= East London baby abandonment case =

Infant abandonments that occurred in Newham, East London, England between 2017 and 2024

The East London baby abandonment case is a series of three infant abandonments that occurred in Newham, East London, England between 2017 and 2024. DNA testing conducted in April 2024 established that all three children were full siblings, making this case unprecedented in the United Kingdom for the systematic abandonment of multiple children of the same parents over an extended period.

== Discovery of the children ==

=== Harry (2017) ===
On 17 September 2017, the first child, temporarily named Harry by medical personnel, was discovered wrapped in a white blanket in a bush near Balaam Street in Plaistow Park at approximately 8:20 AM. The infant was found by a member of the public and was estimated to be less than a day old.

=== Roman (2019) ===
On 31 January 2019, a second child, given the temporary name Roman, was found by dog walkers at approximately 10:15 PM in a small children's play area off Roman Road, near the junction with Saxon Road, East Ham. The infant was wrapped in a white towel and placed inside a Sainsbury's shopping bag next to a park bench. The discovery occurred during freezing conditions, with frost reportedly forming on the child's head.

=== Elsa (2024) ===
On 18 January 2024, the third child, temporarily named Elsa by hospital staff after the Disney character from Frozen, was discovered at the junction of Greenway and High Street South in East Ham. Found by a dog walker at approximately 9:15 PM, the infant was wrapped in a towel inside a Boots carrier bag. Medical personnel estimated she was less than an hour old, with her umbilical cord still attached. The abandonment occurred on the coldest night of the year, with temperatures reaching -4 °C (25 °F).

== Investigation ==
In April 2024, DNA testing conducted by the Metropolitan Police established that all three children were full siblings, sharing the same biological parents. This connection was initially kept confidential under family court proceedings but was made public in June 2024 following legal challenges by the BBC and PA Media.

The Metropolitan Police investigation, led by Detective Inspector Jamie Humm, has involved reviewing over 450 hours of CCTV footage and establishing a complete DNA profile of the children's mother. Despite these efforts, no matches have been found in national databases.

Investigators have narrowed their search to approximately 400 homes in the East Ham and Plaistow areas, with officers conducting door-to-door inquiries and requesting voluntary DNA samples from residents. The investigation has been supported by specialist teams from the National Crime Agency, including geographical profilers and behavioural investigative advisers.

In January 2025, the charity Crimestoppers offered a £20,000 reward for information leading to the identification of the children's parents. This reward was set to expire on 18 April 2025.

== Legal proceedings ==

The case has been overseen by Judge Carol Atkinson at East London Family Court as part of a transparency pilot scheme. In June 2024, Atkinson ruled that the familial connection between the children could be reported, stating it was a matter of significant public interest given the extreme rarity of infant abandonment in the United Kingdom.
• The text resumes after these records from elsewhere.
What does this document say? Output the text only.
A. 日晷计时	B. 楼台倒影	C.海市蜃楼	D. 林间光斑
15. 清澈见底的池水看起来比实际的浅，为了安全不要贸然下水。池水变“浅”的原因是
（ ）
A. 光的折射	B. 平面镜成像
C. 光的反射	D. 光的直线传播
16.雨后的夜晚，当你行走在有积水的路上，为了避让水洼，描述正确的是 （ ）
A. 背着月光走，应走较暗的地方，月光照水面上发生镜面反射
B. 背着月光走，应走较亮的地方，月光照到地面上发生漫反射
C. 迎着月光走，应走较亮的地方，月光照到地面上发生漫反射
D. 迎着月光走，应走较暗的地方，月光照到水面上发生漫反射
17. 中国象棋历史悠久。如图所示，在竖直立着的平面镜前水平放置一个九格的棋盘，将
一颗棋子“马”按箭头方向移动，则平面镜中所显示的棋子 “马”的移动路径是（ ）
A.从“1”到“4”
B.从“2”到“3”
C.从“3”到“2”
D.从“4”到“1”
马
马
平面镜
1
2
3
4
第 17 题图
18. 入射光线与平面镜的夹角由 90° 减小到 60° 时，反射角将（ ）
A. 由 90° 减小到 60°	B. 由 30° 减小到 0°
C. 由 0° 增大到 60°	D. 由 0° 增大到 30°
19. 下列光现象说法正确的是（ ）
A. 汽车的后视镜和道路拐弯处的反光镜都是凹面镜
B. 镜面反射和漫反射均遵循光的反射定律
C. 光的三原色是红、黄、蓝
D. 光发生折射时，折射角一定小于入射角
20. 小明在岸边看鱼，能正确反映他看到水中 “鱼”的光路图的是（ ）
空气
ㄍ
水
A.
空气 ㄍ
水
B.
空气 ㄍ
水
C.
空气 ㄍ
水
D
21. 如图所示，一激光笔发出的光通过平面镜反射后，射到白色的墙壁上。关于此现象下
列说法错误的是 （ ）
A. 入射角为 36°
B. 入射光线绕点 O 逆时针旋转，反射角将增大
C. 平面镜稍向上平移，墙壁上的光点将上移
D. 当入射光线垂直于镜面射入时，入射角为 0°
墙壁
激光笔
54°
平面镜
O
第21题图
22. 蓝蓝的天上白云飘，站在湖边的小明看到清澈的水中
The court proceedings have revealed that all three children are of Black heritage, and their temporary names have since been changed for protection.

Harry and Roman have been successfully adopted with new identities. However, Elsa remains in foster care as her birth cannot be officially registered while the police investigation continues, preventing any final decisions regarding her permanent care.

As of May 2025, the investigation remains active. Detective Inspector Humm has expressed concerns that the mother may be vulnerable or in danger, treating her as a potential victim rather than solely a suspect. Investigators have not ruled out the possibility of additional children being abandoned.

The case has been described as "almost entirely unprecedented" by investigating officers, particularly due to the systematic nature of the abandonments and the apparent efforts to avoid detection. All three children were left in areas without CCTV coverage, suggesting deliberate planning.